Updating the recommended Notebook Aspect image#

The recommended tag for JupyterLab images is usually a recent weekly image. The image tagged recommended is guaranteed by SQuaRE to be compatible with other services and materials, such as tutorial or system testing notebooks, that we make available on RSP deployments.

Because this process requires quite a bit of checking and sign-off from multiple stakeholders, it is possible that approving a new recommended version may take more than the two weeks (for most deployments) it takes for a weekly image to roll off the default list of images to pull. This can cause the RSP JupyterHub options form to display empty parentheses rather than the correct target version when a user requests a lab container.

This document explains the process for moving the recommended tag, and how to circumvent that display bug by changing cachemachine’s values-<instance>.yaml for the appropriate instance when moving the recommended tag.

Tagging a new container version#

When a new version is to be approved (after passing through its prior QA and sign-off gates), the recommended tag must be updated to point to the new version.

To do this, run the GitHub retag workflow for the sciplat-lab repository, as follows:

Go to the retag workflow page.
Click on Run workflow.
Enter the tag of the image to promote to recommended under Docker tag of input container. This will be a tag like w_2022_40.
Enter recommended under Additional value to tag container with.
Click on the Run workflow submit button.

Don’t change the URIs.

Ensure the recommended image is pre-pulled#

In most environments, cachemachine only prepulls the latest two weekly images. It is common for more than two weeks to go by before approving a new version of recommended. While the recommended tag is always prepulled, cachemachine cannot resolve that tag to a regular image tag unless the corresponding image tag is also prepulled. The result is a display bug where recommended is not resolved to a particular tag, and therefore is missing the information in parentheses after the Recommended menu option in the spawner form.
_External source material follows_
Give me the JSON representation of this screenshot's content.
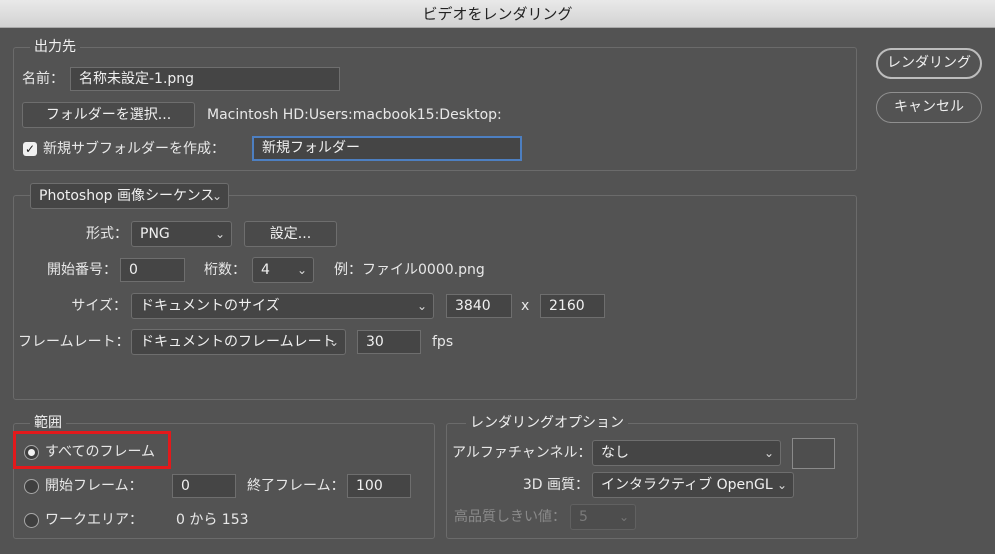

To avoid this, we therefore explicitly prepull the weekly tag corresponding to the recommended tag. This ensures that cachemachine can map the recommended tag to a weekly tag. This doesn’t consume any additional cache space on the nodes, since Kubernetes, when cachemachine tells it to cache that weekly tag, will realize that it already has it cached under another name.

We add this configuration to the IDF environments. Other Phalanx environments handle recommended images differently and don’t need this configuration.

In cachemachine’s values-<instance>.yaml file for the affected environment, go towards the bottom and look in repomen. The first entry will always be of type RubinRepoMan, and will contain the definitions of how many daily, weekly, and release images to prepull. Beneath the RubinRepoMan entry, you should find an entry that looks like:

{
  "type": "SimpleRepoMan",
  "images": [
    {
      "image_url": "registry.hub.docker.com/lsstsqre/sciplat-lab:w_2021_33",
      "name": "Weekly 2021_33"
    }
  ]
}

Replace the tag and name with the weekly tag and corresponding name for the weekly image that is also tagged recommended.

Once this change is merged, sync cachemachine (using Argo CD) in the affected environments. You do not have to wait for a maintenance window to do this, since the change is low risk, although it will result in a very brief outage for Notebook Aspect lab spawning while cachemachine is restarted.

cachemachine will then spawn a DaemonSet that pulls the weekly tag to every node, which as mentioned above will be fairly quick since Kubernetes will realize it already has the image cached under another name. Once cachemachine rechecks the cached images on each node, it will have enough information to build the menu correctly, and the spawner menu in the Notebook Aspect should be correct.